Они долго задержались в лесу, теперь несли корзины с белыми грибами. Грибы в сумерках матово горели. Мария была серьезна, бледна, простуженно кашляла. Анна Ефимовна удивлялась всему, замирая от любого звука, радуясь ранней осени в полях, туману. В густом нескошенном овсе вдруг кулик застонал, и Анна Ефимовна вздрогнула, напряглась в слухе, прижав ладонь к виску. На краю неба уже поднялись звезды. Анна Ефимовна запела странную далекую песню:

Мимо рощицы дороженька торна-а-а,

Что торным торна, пробита до песка-а-а,

Знаю, знаю, кто дороженьку тори-и-ил —

Добрый молодец ко девице ходи-и-ил...

Пела она проголосно, как поют в одиночестве, растягивая щемяще слова. Песня пришла старая, как и сама она, потому сильно нравилась Анне Ефимовне.

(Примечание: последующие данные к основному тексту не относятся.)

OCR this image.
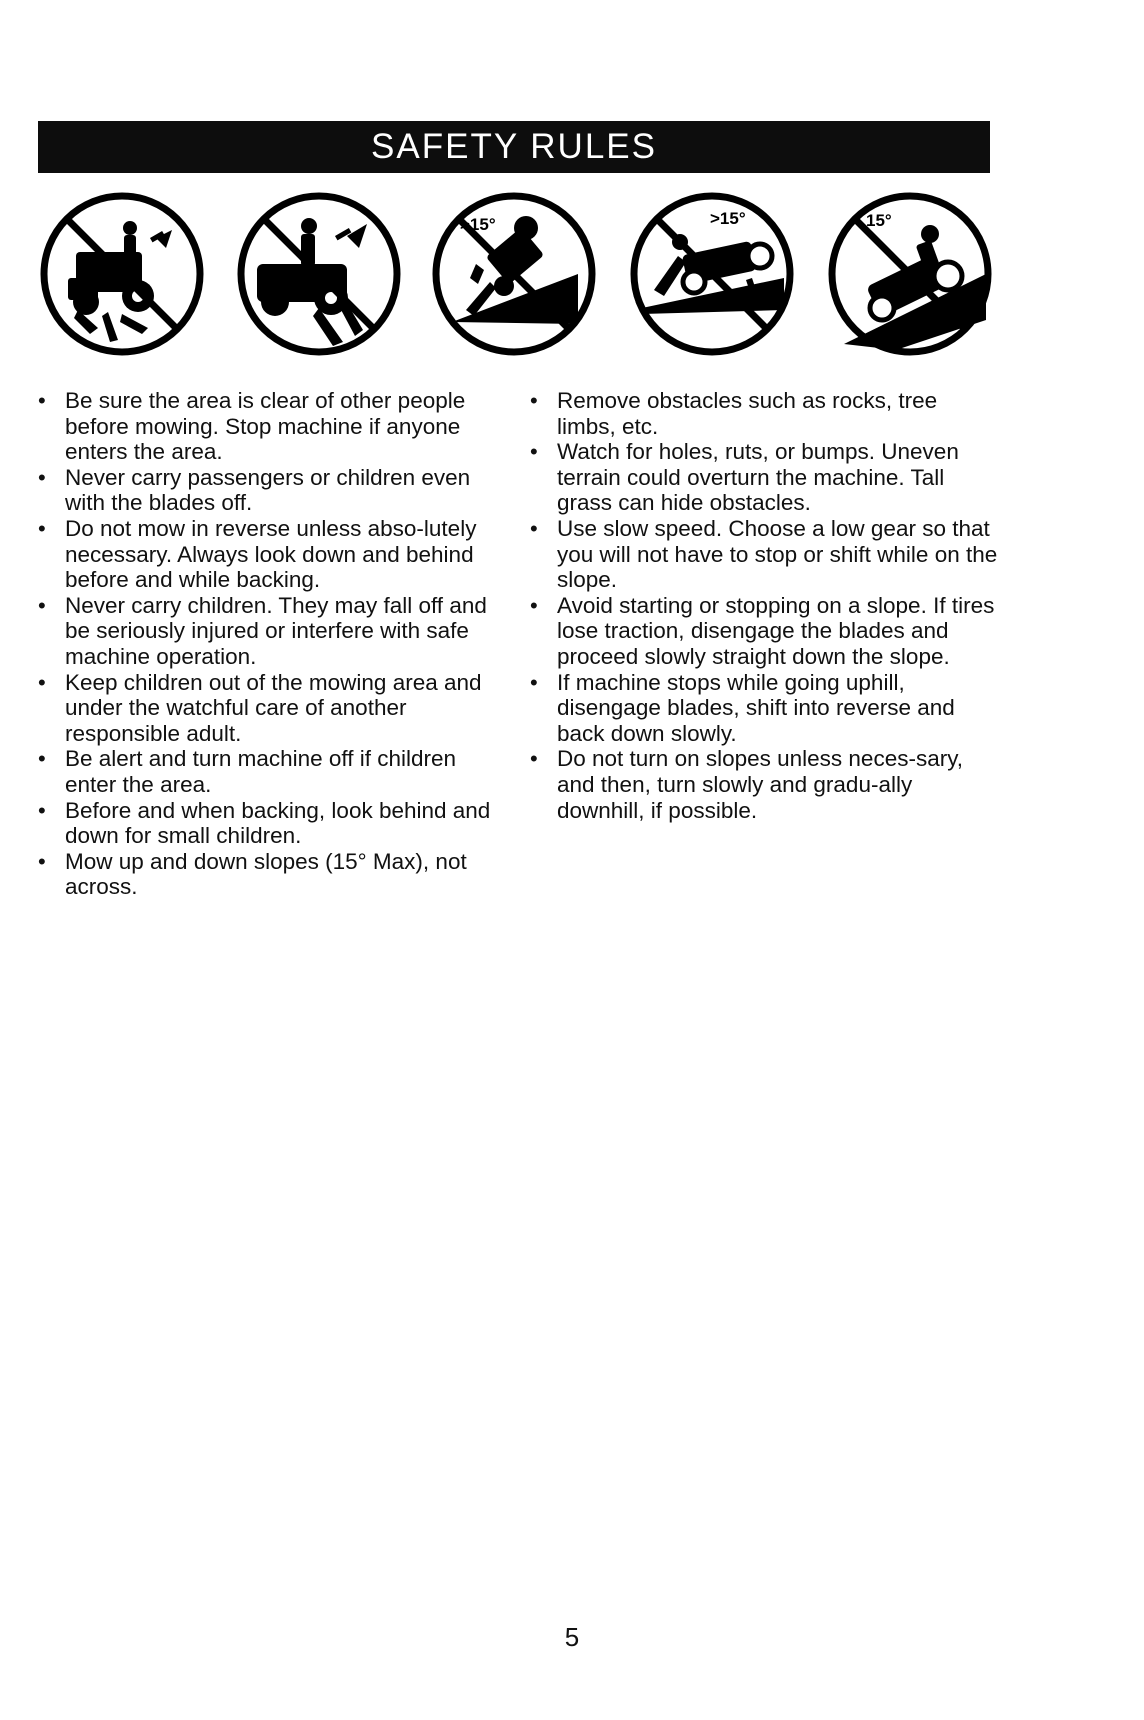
SAFETY RULES
>15°	>15°	15°
• Be sure the area is clear of other people before mowing. Stop machine if anyone enters the area.
• Never carry passengers or children even with the blades off.
• Do not mow in reverse unless abso-lutely necessary. Always look down and behind before and while backing.
• Never carry children. They may fall off and be seriously injured or interfere with safe machine operation.
• Keep children out of the mowing area and under the watchful care of another responsible adult.
• Be alert and turn machine off if children enter the area.
• Before and when backing, look behind and down for small children.
• Mow up and down slopes (15° Max), not across.
• Remove obstacles such as rocks, tree limbs, etc.
• Watch for holes, ruts, or bumps. Uneven terrain could overturn the machine. Tall grass can hide obstacles.
• Use slow speed. Choose a low gear so that you will not have to stop or shift while on the slope.
• Avoid starting or stopping on a slope. If tires lose traction, disengage the blades and proceed slowly straight down the slope.
• If machine stops while going uphill, disengage blades, shift into reverse and back down slowly.
• Do not turn on slopes unless neces-sary, and then, turn slowly and gradu-ally downhill, if possible.
5
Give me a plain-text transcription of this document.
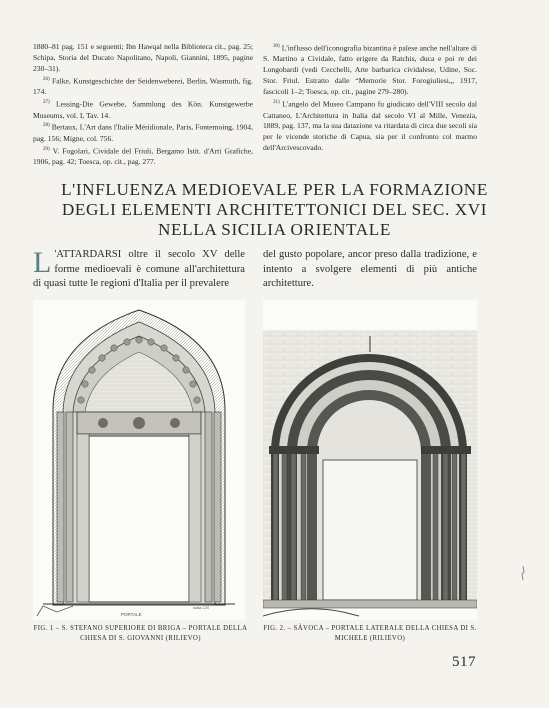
1880–81 pag. 151 e seguenti; Ibn Hawqal nella Biblioteca cit., pag. 25; Schipa, Storia del Ducato Napolitano, Napoli, Giannini, 1895, pagine 230–31).

$^{26)}$ Falke, Kunstgeschichte der Seidenweberei, Berlin, Wasmuth, fig. 174.

$^{27)}$ Lessing-Die Gewebe, Sammlung des Kön. Kunstgewerbe Museums, vol. I, Tav. 14.

$^{28)}$ Bertaux, L'Art dans l'Italie Méridionale, Paris, Fontemoing, 1904, pag. 156; Migne, col. 756.

$^{29)}$ V. Fogolari, Cividale del Friuli, Bergamo Istit. d'Arti Grafiche, 1906, pag. 42; Toesca, op. cit., pag. 277.

$^{30)}$ L'influsso dell'iconografia bizantina è palese anche nell'altare di S. Martino a Cividale, fatto erigere da Ratchis, duca e poi re dei Longobardi (vedi Cecchelli, Arte barbarica cividalese, Udine, Soc. Stor. Friul. Estratto dalle “Memorie Stor. Forogiuliesi„, 1917, fascicoli 1–2; Toesca, op. cit., pagine 279–280).

$^{31)}$ L'angelo del Museo Campano fu giudicato dell'VIII secolo dal Cattaneo, L'Architettura in Italia dal secolo VI al Mille, Venezia, 1889, pag. 137, ma la sua datazione va ritardata di circa due secoli sia per le vicende storiche di Capua, sia per il confronto col marmo dell'Arcivescovado.

L'INFLUENZA MEDIOEVALE PER LA FORMAZIONE
DEGLI ELEMENTI ARCHITETTONICI DEL SEC. XVI
NELLA SICILIA ORIENTALE
L 'ATTARDARSI oltre il secolo XV delle forme medioevali è comune all'architettura di quasi tutte le regioni d'Italia per il prevalere

del gusto popolare, ancor preso dalla tradizione, e intento a svolgere elementi di più antiche architetture.

PORTALE
scala 1:20
FIG. 1 – S. STEFANO SUPERIORE DI BRIGA – PORTALE DELLA CHIESA DI S. GIOVANNI (RILIEVO)
FIG. 2. – SÀVOCA – PORTALE LATERALE DELLA CHIESA DI S. MICHELE (RILIEVO)
517
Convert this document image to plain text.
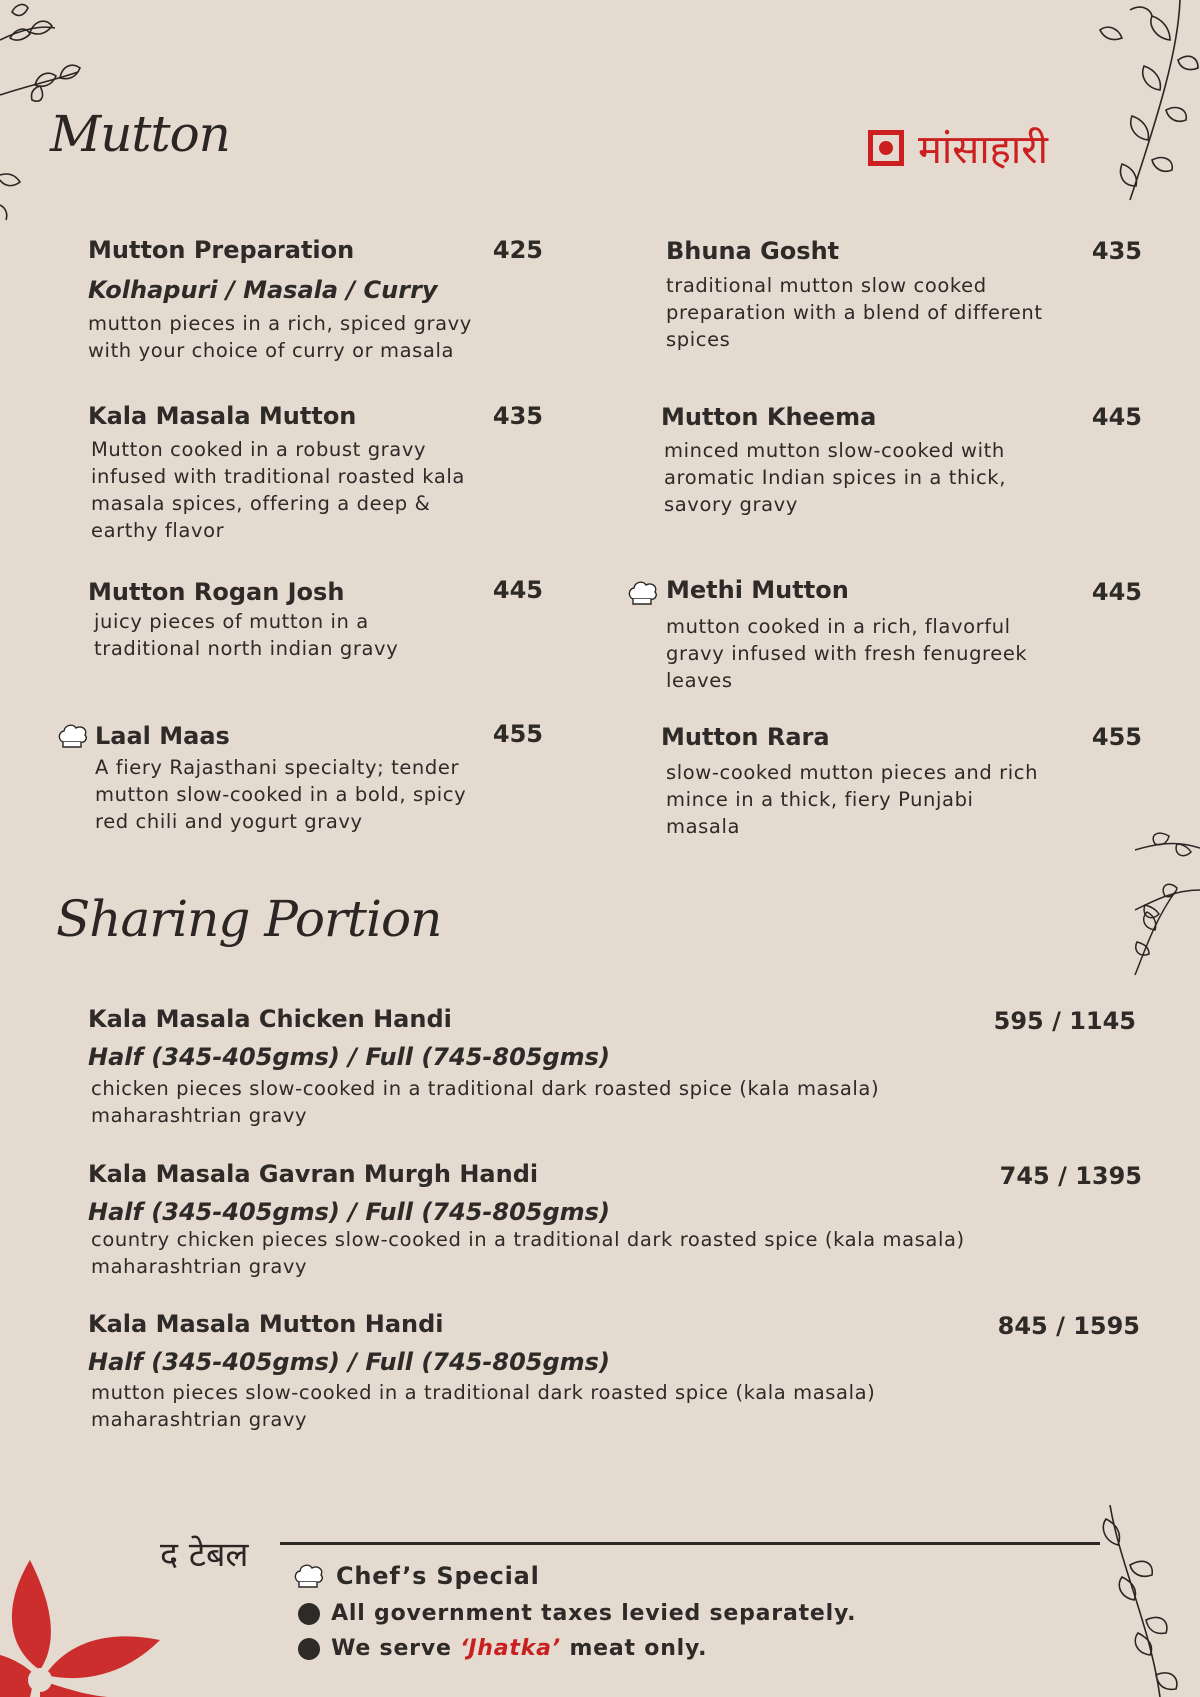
Mutton	मांसाहारी
Mutton Preparation	425
Kolhapuri / Masala / Curry
mutton pieces in a rich, spiced gravy
with your choice of curry or masala
Bhuna Gosht	435
traditional mutton slow cooked
preparation with a blend of different
spices
Kala Masala Mutton	435
Mutton cooked in a robust gravy
infused with traditional roasted kala
masala spices, offering a deep &
earthy flavor
Mutton Kheema	445
minced mutton slow-cooked with
aromatic Indian spices in a thick,
savory gravy
Mutton Rogan Josh	445
juicy pieces of mutton in a
traditional north indian gravy
Methi Mutton	445
mutton cooked in a rich, flavorful
gravy infused with fresh fenugreek
leaves
Laal Maas	455
A fiery Rajasthani specialty; tender
mutton slow-cooked in a bold, spicy
red chili and yogurt gravy
Mutton Rara	455
slow-cooked mutton pieces and rich
mince in a thick, fiery Punjabi
masala
Sharing Portion
Kala Masala Chicken Handi	595 / 1145
Half (345-405gms) / Full (745-805gms)
chicken pieces slow-cooked in a traditional dark roasted spice (kala masala)
maharashtrian gravy
Kala Masala Gavran Murgh Handi	745 / 1395
Half (345-405gms) / Full (745-805gms)
country chicken pieces slow-cooked in a traditional dark roasted spice (kala masala)
maharashtrian gravy
Kala Masala Mutton Handi	845 / 1595
Half (345-405gms) / Full (745-805gms)
mutton pieces slow-cooked in a traditional dark roasted spice (kala masala)
maharashtrian gravy
द टेबल
Chef’s Special
All government taxes levied separately.
We serve ‘Jhatka’ meat only.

— Эх, Мария, теперь не поют так. И любят хуже — гуща не та... Н-да. А ты скоро замуж? В девках, что ли, вековать?

— Я уеду отсюда. Вы же знаете. Завтра отнесу заявление Кокину. Даже рад будет. И районо убедит.

— Не чуди, Мария. Все твои обиды — сухая трава... Дунуло — и нет. Э-эх, да что... Все пройдет, Мария... Все проходит. И Кокин не век директором.

— Анна Ефимовна, послушайте, мочи нет. Хочется ходить без оглядки, а Кокин в рабочие планы суется, все тетрадки обнюхал... Нет, уеду.

— Слабая ты, Мария, а почему? Все напрямик хочу — это серьезно?.. Ну, твои обиды, работа без домашних заданий? Может, проба? Ты же умница, разумница — в старой воде не моешься... А чего же ты хочешь?

Мария закашлялась. Трудно понять — то ли плачет она, то ли кашляет.

— Ну, прости старуху — последний раз попытала...

Замолчали. Поля спали. Березы тоже спали, и трава — тоже, и кулик заснул. Туман в свете месяца качался медленно, сонно, и казалось, что в полях всегда ночь, тишина, никогда здесь не ходили комбайны, машины, не ругались шоферы, никогда не рвал березы грозовой ветер, никогда не настигал овсы град, не кричали дикие гуси. Хотелось идти и идти тихими полями, чтоб никуда не приходить, забыться, переживая в себе ночь, тишину, еще не рожденные думы. Не хотелось в такую ночь обижать человека, говорить ему злое, печальное, хотелось говорить милое, тихое, чтоб смыть с него всю боль, заботы, чтоб стал человек светлым, утренним, забыл плохое о себе, вспомнил только хорошее.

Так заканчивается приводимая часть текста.